Foreclosure, unemployment and other challenges led the couple to pursue a fresh start. For Lautaret, that meant chasing his music dreams.

He joined forces with Jared Denney, Aaron Danreuther and Aidan Foshay, who shared his passion for making real music.

“We got incredibly lucky with the band members we got,” Lautaret said. “Two years ago, we picked drama-free, super solid guys. We know they’d be at practice. They’re hard workers.

“I couldn’t have asked for better guys. I write the songs and lyrics, and I’m the front man, but the guys doing all the work are the guys behind me.”

After playing together around the valley and recording their own album, “Ad Meliora,” Marshall Catch launched a national campaign this winter.

Its album sold out its first pressing and sold well locally, but “it was too much,” Lautaret explained. “We had 17 songs, but nobody’s ever heard of us. We had a hard time getting radio stations to pay attention.”

Manager Kevin Sutter of Kirkland, Wash.-based Tazmoe Records, who has worked with artists such as Norah Jones and Jethro Tull, told them their record was too long.

“He told us our record had too much content,” Lautaret said. “No one is going to listen to an hour’s worth of music by a band no one has ever heard of.”

Sutter suggested Marshall Catch record a four-track EP, which the band did in Portland, Ore., with Rob Stroup of 8 Ball Studio. All four songs on the EP, “Make Noise,” had appeared on “Ad Meliora,” but were retracked and shortened to radio length, Lautaret said.

In January, the band and PR company MAD Ink mailed hundreds of copies of the EP to radio stations across the country. In late February, radio stations — including 103.1 The River — started playing the lead single, “More Than Myself.”

Bee Broadcasting program director Brew Michaels has been very supportive of Marshall Catch, Lautaret said, and he knows the song is “not just something us guys did in the basement in Evergreen.”

Lautaret said he wrote “More Than Myself” for his wife after he started pursuing his music dreams.
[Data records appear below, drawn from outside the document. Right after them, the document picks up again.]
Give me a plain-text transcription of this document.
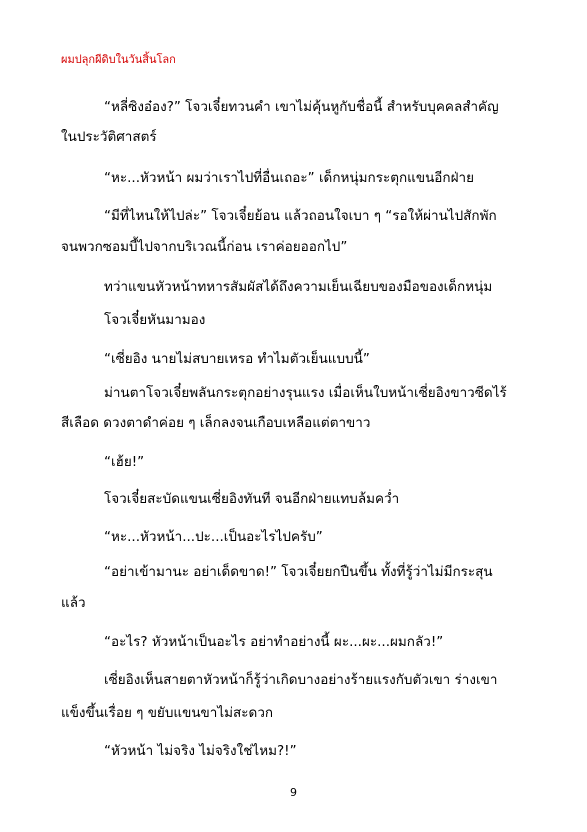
ผมปลุกผีดิบในวันสิ้นโลก
“หลี่ซิงอ๋อง?” โจวเจี๋ยทวนคำ เขาไม่คุ้นหูกับชื่อนี้ สำหรับบุคคลสำคัญ
ในประวัติศาสตร์
“หะ...หัวหน้า ผมว่าเราไปที่อื่นเถอะ” เด็กหนุ่มกระตุกแขนอีกฝ่าย
“มีที่ไหนให้ไปล่ะ” โจวเจี๋ยย้อน แล้วถอนใจเบา ๆ “รอให้ผ่านไปสักพัก
จนพวกซอมบี้ไปจากบริเวณนี้ก่อน เราค่อยออกไป”
ทว่าแขนหัวหน้าทหารสัมผัสได้ถึงความเย็นเฉียบของมือของเด็กหนุ่ม
โจวเจี๋ยหันมามอง
“เซี่ยอิง นายไม่สบายเหรอ ทำไมตัวเย็นแบบนี้”
ม่านตาโจวเจี๋ยพลันกระตุกอย่างรุนแรง เมื่อเห็นใบหน้าเซี่ยอิงขาวซีดไร้
สีเลือด ดวงตาดำค่อย ๆ เล็กลงจนเกือบเหลือแต่ตาขาว
“เฮ้ย!”
โจวเจี๋ยสะบัดแขนเซี่ยอิงทันที จนอีกฝ่ายแทบล้มคว่ำ
“หะ...หัวหน้า...ปะ...เป็นอะไรไปครับ”
“อย่าเข้ามานะ อย่าเด็ดขาด!” โจวเจี๋ยยกปืนขึ้น ทั้งที่รู้ว่าไม่มีกระสุน
แล้ว
“อะไร? หัวหน้าเป็นอะไร อย่าทำอย่างนี้ ผะ...ผะ...ผมกลัว!”
เซี่ยอิงเห็นสายตาหัวหน้าก็รู้ว่าเกิดบางอย่างร้ายแรงกับตัวเขา ร่างเขา
แข็งขึ้นเรื่อย ๆ ขยับแขนขาไม่สะดวก
“หัวหน้า ไม่จริง ไม่จริงใช่ไหม?!”
9
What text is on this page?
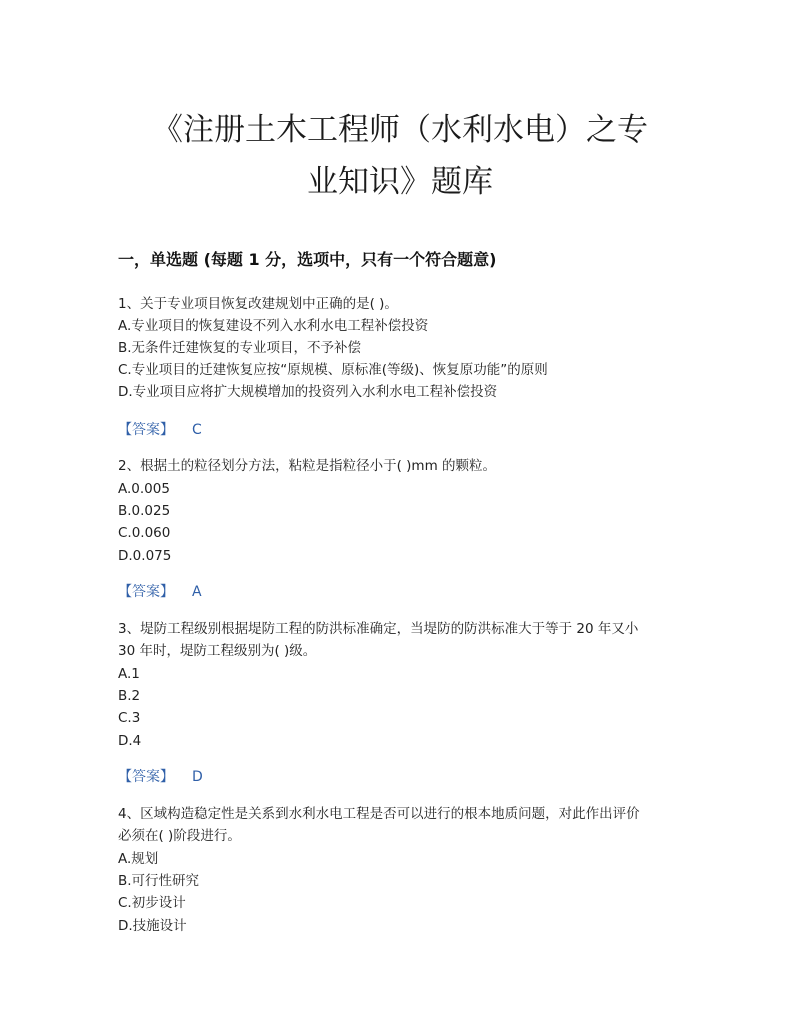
《注册土木工程师（水利水电）之专
业知识》题库
一，单选题 (每题 1 分，选项中，只有一个符合题意)
1、关于专业项目恢复改建规划中正确的是( )。
A.专业项目的恢复建设不列入水利水电工程补偿投资
B.无条件迁建恢复的专业项目，不予补偿
C.专业项目的迁建恢复应按“原规模、原标准(等级)、恢复原功能”的原则
D.专业项目应将扩大规模增加的投资列入水利水电工程补偿投资
【答案】 C
2、根据土的粒径划分方法，粘粒是指粒径小于( )mm 的颗粒。
A.0.005
B.0.025
C.0.060
D.0.075
【答案】 A
3、堤防工程级别根据堤防工程的防洪标准确定，当堤防的防洪标准大于等于 20 年又小
30 年时，堤防工程级别为( )级。
A.1
B.2
C.3
D.4
【答案】 D
4、区域构造稳定性是关系到水利水电工程是否可以进行的根本地质问题，对此作出评价
必须在( )阶段进行。
A.规划
B.可行性研究
C.初步设计
D.技施设计
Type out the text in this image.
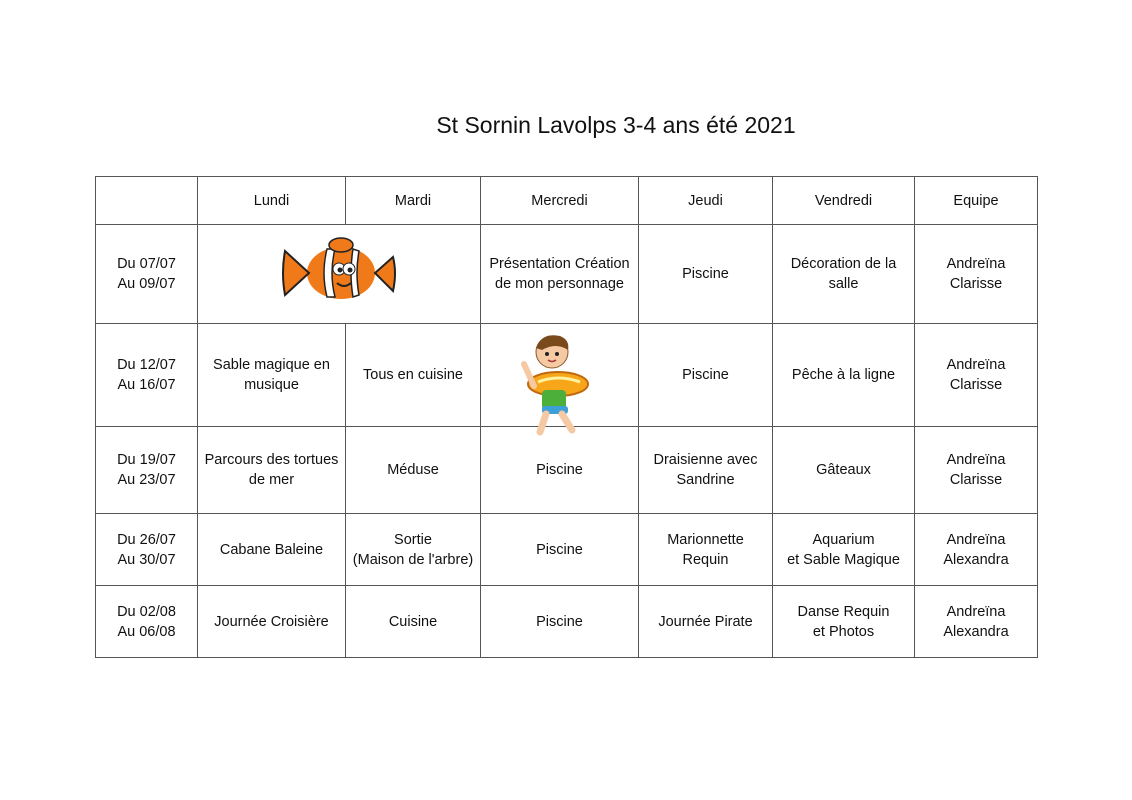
St Sornin Lavolps 3-4 ans été 2021

	Lundi	Mardi	Mercredi	Jeudi	Vendredi	Equipe

Du 07/07
Au 09/07			Présentation Création
de mon personnage	Piscine	Décoration de la
salle	Andreïna
Clarisse

Du 12/07
Au 16/07	Sable magique en
musique	Tous en cuisine		Piscine	Pêche à la ligne	Andreïna
Clarisse

Du 19/07
Au 23/07	Parcours des tortues
de mer	Méduse	Piscine	Draisienne avec
Sandrine	Gâteaux	Andreïna
Clarisse

Du 26/07
Au 30/07	Cabane Baleine	Sortie
(Maison de l'arbre)	Piscine	Marionnette
Requin	Aquarium
et Sable Magique	Andreïna
Alexandra

Du 02/08
Au 06/08	Journée Croisière	Cuisine	Piscine	Journée Pirate	Danse Requin
et Photos	Andreïna
Alexandra
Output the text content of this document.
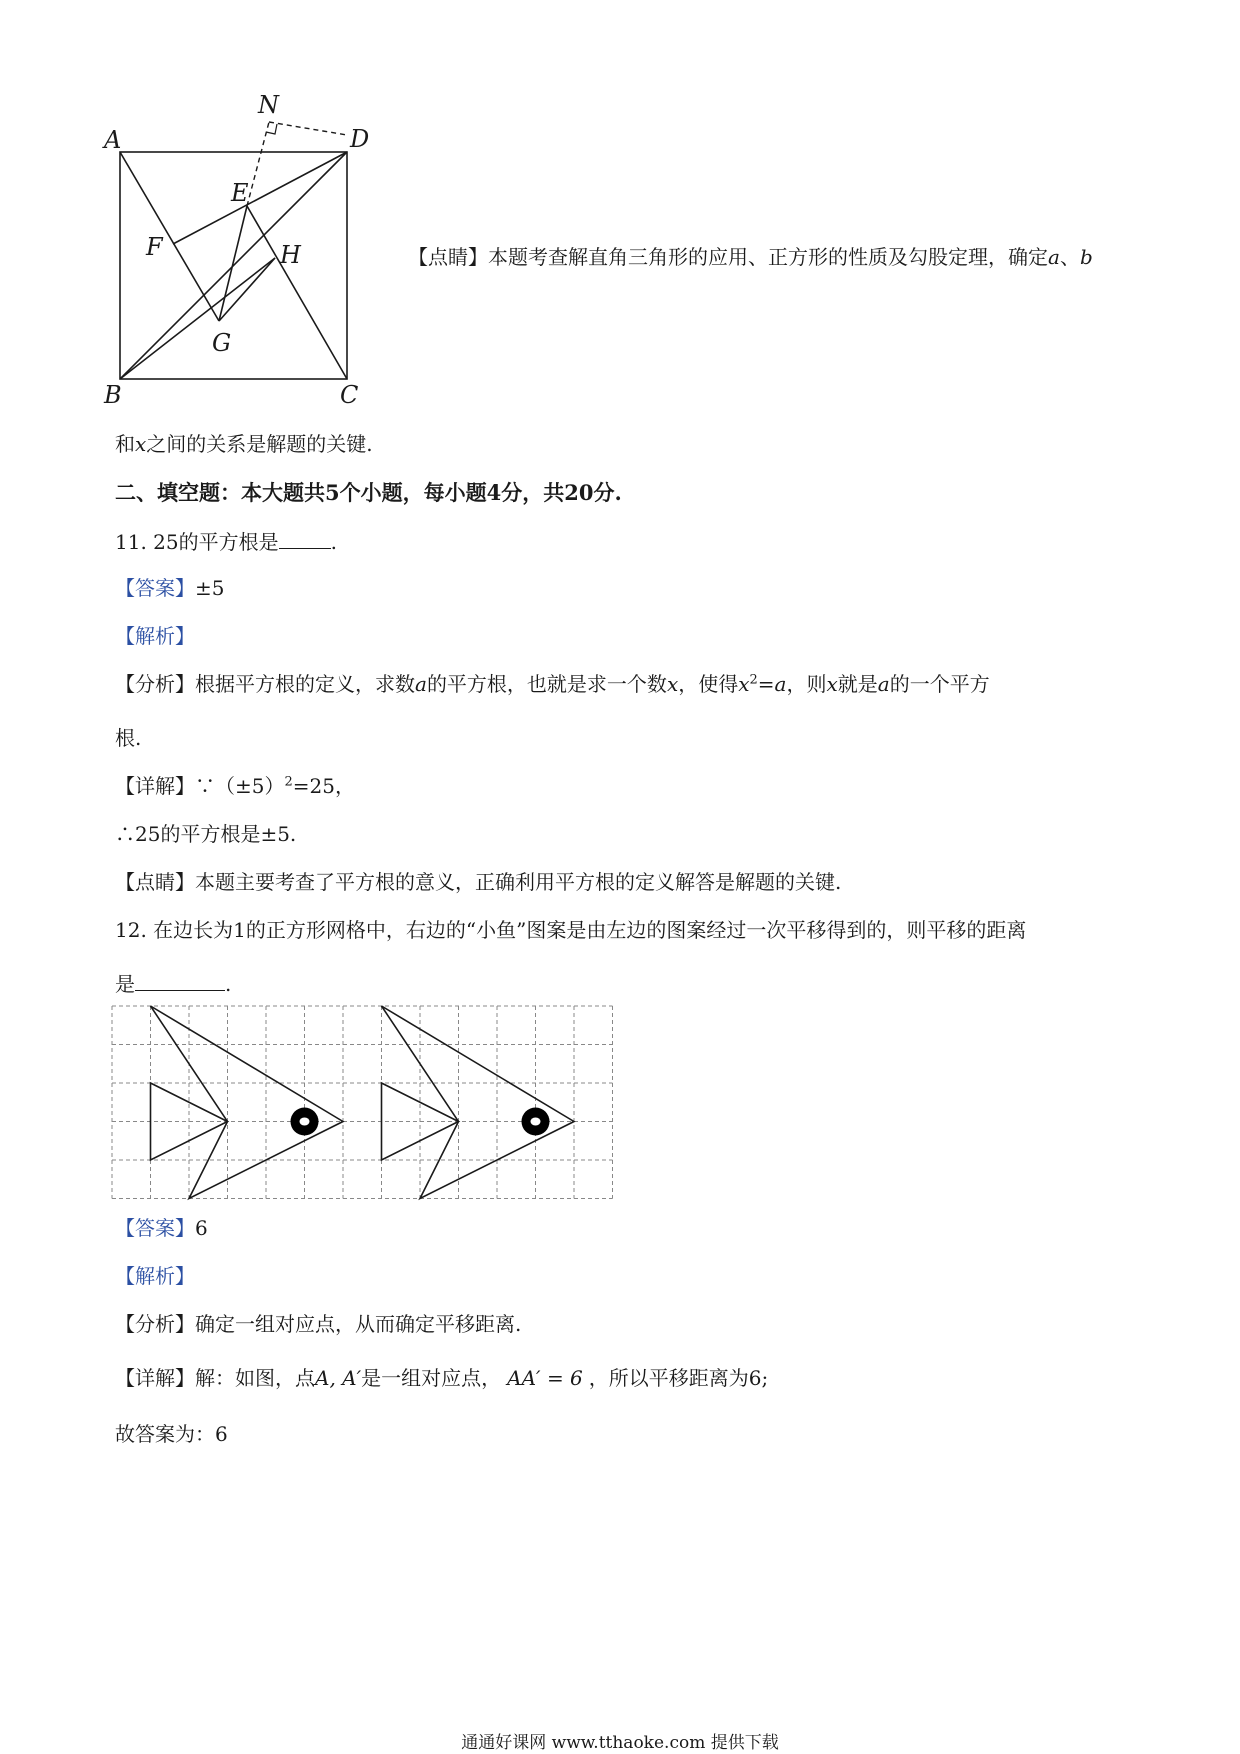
A
N
D
E
F	H
G
B	C
【点睛】本题考查解直角三角形的应用、正方形的性质及勾股定理，确定a、b
和x之间的关系是解题的关键.
二、填空题：本大题共5个小题，每小题4分，共20分.
11. 25的平方根是	.
【答案】±5
【解析】
【分析】根据平方根的定义，求数a的平方根，也就是求一个数x，使得$x^2=a$，则x就是a的一个平方
根.
【详解】$\because(\pm 5)^2=25$，
∴25的平方根是±5.
【点睛】本题主要考查了平方根的意义，正确利用平方根的定义解答是解题的关键.
12. 在边长为1的正方形网格中，右边的“小鱼”图案是由左边的图案经过一次平移得到的，则平移的距离
是	.
【答案】6
【解析】
【分析】确定一组对应点，从而确定平移距离.
【详解】解：如图，点A, A′是一组对应点， AA′ = 6 ，所以平移距离为6;
故答案为：6
通通好课网 www.tthaoke.com 提供下载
Heather Lautaret has been one of the band’s biggest supporters from the beginning, he said. She was the group’s first sound person. She and her friends would dance at concerts to encourage others to get on the floor.

“It’s my way of saying to her, ‘I love you more than I love myself,’” Lautaret said of the song. “She can decide where we go. This music thing is my dream, my passion; it’s always been my passion. ...

“But with the band, I gave her the freedom to say, at whatever point she wanted me to quit chasing my dream ... she can say, all right. We’re done.

“If she wants me to go out and get a better job, move to a city — she’s followed me to hell and back, so she’s earned it.”

In addition to pursuing radio play, the band has people trying to get Marshall Catch’s music on big-name television shows such as “Grey’s Anatomy” or “House,” Lautaret said.

But the band hasn’t forgotten its loyal local fans.

“More Than Myself” is available at www.dailyinterlake.com as a free download, and Marshall Catch will play an EP release show at the Great Northern Bar & Grill in Whitefish. The concert, which is sponsored by The River, starts at 9 p.m. Friday, March 23; there is a $3 cover.

The band is trying to do all it can to pursue its dream, Lautaret added.

“We want to be the first band in Montana to make it. In the biggest recession there was in the state, in a valley that was hit incredibly hard, we want to be the guys who say, ‘We did everything we can. You can still live the dream,’” he said.